Sending speech requests over TCP

Although realtime streaming via RTP is the most common technique for receiving audio and sending to the recognizer, browsers can also accumulate audio and send to Speech Server via the session’s TCP or TLS connection.

Browsers can also play prompts (output audio) over TCP instead of RTP. For details, see Delivering prompts via MRCP.

Delivering non-streaming speech

When the browser receives speech (input audio) in buffered chunks (using the Nuance-specific message SPEECHDATA) instead of a realtime stream, there are performance considerations and a risk that application users will perceive delays in the system’s response. In these situations, the browser can deliver the speech through alternative mechanisms that manage the chunks with better performance.

Most browsers receive speech in real time from a telephony environment. The browser streams it to Speech Server for recognition using the Real-Time Protocol (RTP).

But some environments do not receive and send audio in real time. Instead, they accumulate audio before sending to Speech Server. As a result, the audio arrives to Speech Server at a faster rate than realtime streaming.

For example, in a mobile computing environment, browsers might receive audio in larger chunks that are buffered and delayed, sometimes long after the start of speech.
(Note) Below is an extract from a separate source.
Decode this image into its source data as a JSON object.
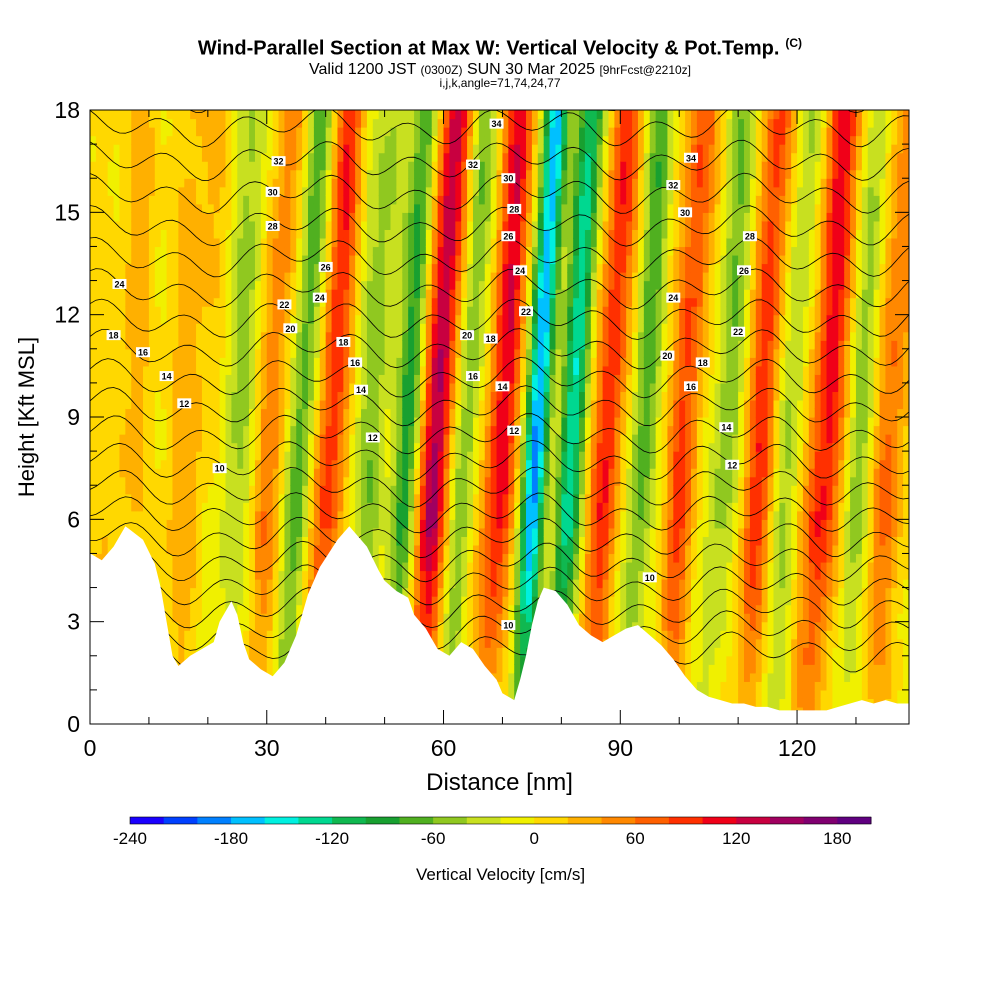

This scenario can result in performance issues:

  • When the browser delivers the buffered chunks faster than the original speech, there is a risk of losing data packets and degrading the quality of the audio delivered to the recognizer.
  • Latency grows as the browser gathers audio data before sending, and RTP does not offer sufficient capacity to gain back the lost time.

One way to avoid packet loss and to gain time is for browsers to deliver audio data over the existing TCP or TLS connection (framed in MRCPv2 messages) instead of using RTP.

Sending speech via TCP or TLS

To send speech via TCP or TLS, the browser enables audio on the connection, and then delivers the audio inside one or more Nuance-specific SPEECHDATA requests.

Note: This mechanism is for MRCPv2 only, and does not support sending DTMF, Whole Call Recording (WCR), or playsilence.

The steps are:

  1. In the RECOGNIZE request, the browser sets the following header:
    X-Nuance-MRCP-Audio: true

    In response, the system expects audio inside SPEECHDATA requests (and stops listening for data from RTP/RTCP), and Speech Server sends the IN-PROGRESS response to the browser.

  2. The browser sends the audio data framed in the body of one or more SPEECHDATA requests. Speech Server allows 8k ulaw audio across the TCP or TLS connection. Each request specifies the media-type and encoding as follows:
    Have Content-Type: audio/basic
    Content-Encoding: base64

    The browser sends as many requests as needed. Speech Server does not acknowledge each request. (It does not send 200 COMPLETE responses.) Instead, it accepts the requests until the sending is complete.

  3. When sending the final SPEECHDATA request (the last chunk of speech), the browser sets the following header:
    X-Nuance-End-Of-SpeechData: true

    The RECOGNIZE operation will not complete until the browser sets the header. Optionally, the browser can set the header in a SPEECHDATA request with a zero-length body.